步骤2.5：最后，通过一次3×3的卷积运算和4倍双线性上采样，得到输出的分割图像。Step 2.5: Finally, through a 3×3 convolution operation and 4 times bilinear upsampling, the output segmented image is obtained.

在一些难样本图像中，图像边缘细节往往不能很好地进行分割，一些形状不规则的目标物体很难正确分类，这会导致样本产生大量负样本。也就是说，样本易于分类，因此主导梯度更新方向，网络学习有用的信息能力下降，不能精确分割目标对象。本发明将基准模型中交叉熵损失函数替换为Focal Loss损失函数，来解决上述问题。通过Focal Loss损失函数，削弱简单样本对梯度更新方向的主导作用，避免网络学习到大量无用的信息。同时能够避免模型向样本多的类别偏移，缓解类别不平衡问题。In some difficult sample images, image edge details often cannot be segmented well, and some irregularly shaped target objects are difficult to classify correctly, which will lead to a large number of negative samples. That is to say, the sample is easy to classify, so it dominates the gradient update direction, the network's ability to learn useful information decreases, and it cannot accurately segment the target object. The present invention replaces the cross-entropy loss function in the benchmark model with the Focal Loss loss function to solve the above problems. Through the Focal Loss loss function, the dominant role of simple samples in the gradient update direction is weakened, and the network is prevented from learning a large amount of useless information. At the same time, it can prevent the model from shifting to categories with more samples and alleviate the problem of category imbalance.

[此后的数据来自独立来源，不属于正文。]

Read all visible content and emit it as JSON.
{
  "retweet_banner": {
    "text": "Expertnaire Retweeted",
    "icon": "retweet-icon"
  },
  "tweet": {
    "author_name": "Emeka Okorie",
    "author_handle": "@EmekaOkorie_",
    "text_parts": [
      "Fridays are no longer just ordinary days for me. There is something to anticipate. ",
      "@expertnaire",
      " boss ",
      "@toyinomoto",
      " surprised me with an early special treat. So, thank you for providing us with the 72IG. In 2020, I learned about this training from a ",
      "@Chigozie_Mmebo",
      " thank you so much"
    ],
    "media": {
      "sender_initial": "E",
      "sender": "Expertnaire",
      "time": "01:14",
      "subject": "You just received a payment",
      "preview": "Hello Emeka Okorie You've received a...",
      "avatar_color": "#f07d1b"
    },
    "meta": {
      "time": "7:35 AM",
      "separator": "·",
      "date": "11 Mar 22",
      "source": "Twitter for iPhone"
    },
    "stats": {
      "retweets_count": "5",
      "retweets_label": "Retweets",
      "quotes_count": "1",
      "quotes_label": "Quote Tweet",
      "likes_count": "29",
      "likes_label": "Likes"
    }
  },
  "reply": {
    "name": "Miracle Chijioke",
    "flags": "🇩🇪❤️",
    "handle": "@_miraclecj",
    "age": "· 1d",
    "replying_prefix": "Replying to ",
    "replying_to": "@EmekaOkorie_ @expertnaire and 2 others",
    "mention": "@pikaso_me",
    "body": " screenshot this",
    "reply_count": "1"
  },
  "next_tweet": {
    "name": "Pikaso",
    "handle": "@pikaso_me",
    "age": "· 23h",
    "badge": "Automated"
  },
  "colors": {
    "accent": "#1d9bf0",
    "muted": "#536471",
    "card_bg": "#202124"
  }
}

本发明的步骤2中，编码器中采用MobileNetV2轻量级网络架构提取特征，降低计算量。MobileNetV2引入ResNet残差思想，高维特征和线性整流(Rectified Linear Unit，ReLU)函数结合，其核心思想是设计一个反向残差块，如图1所示。首先，将输入低维特征的通道数扩展6倍，得到高维特征，然后做深度可分离卷积处理，接着移除ReLU激活层，再用映射层替代，最终输出低维特征。In step 2 of the present invention, the MobileNetV2 lightweight network architecture is used in the encoder to extract features and reduce the amount of calculation. MobileNetV2 introduces the ResNet residual idea, combining high-dimensional features with a linear rectification (Rectified Linear Unit, ReLU) function. The core idea is to design a reverse residual block, as shown in Figure 1. First, the number of channels of the input low-dimensional features is expanded by 6 times to obtain high-dimensional features, and then depth-separable convolution processing is performed. Then the ReLU activation layer is removed, and then replaced with a mapping layer, and finally the low-dimensional features are output.

MobileNetV2卷积块结构如图2所示，在stride＝1时，输入的特征和输出特征的维度是一样的，同时引入残差结构而stride＝2的块不具有残差结构。MobileNetV2网络的反向残差结构提高了内存使用的效率，与MobileNetV1网络相比，反向残差结构还可以提取到更多特征。The MobileNetV2 convolution block structure is shown in Figure 2. When stride=1, the dimensions of the input features and the output features are the same, and a residual structure is introduced while the block with stride=2 does not have a residual structure. The reverse residual structure of the MobileNetV2 network improves the efficiency of memory usage. Compared with the MobileNetV1 network, the reverse residual structure can also extract more features.

本发明步骤2中，在ASPP模块中引入深度可分离卷积，对于某个卷积层而言，若输入张量的深度为C_in，输出张量的深度为C_out，h和w分别为图像得宽和高，深度可分离卷积参数量如公式(1)所示：In step 2 of the present invention, depth-separable convolution is introduced in the ASPP module. For a certain convolution layer, if the depth of the input tensor is C _in and the depth of the output tensor is C _out , h and w are respectively The width, height and depth of the image are separable convolution parameters as shown in formula (1):

h·w·C_in·C_out+C_in·C_out (1)h·w·C _in ·C _out +C _in ·C _out (1)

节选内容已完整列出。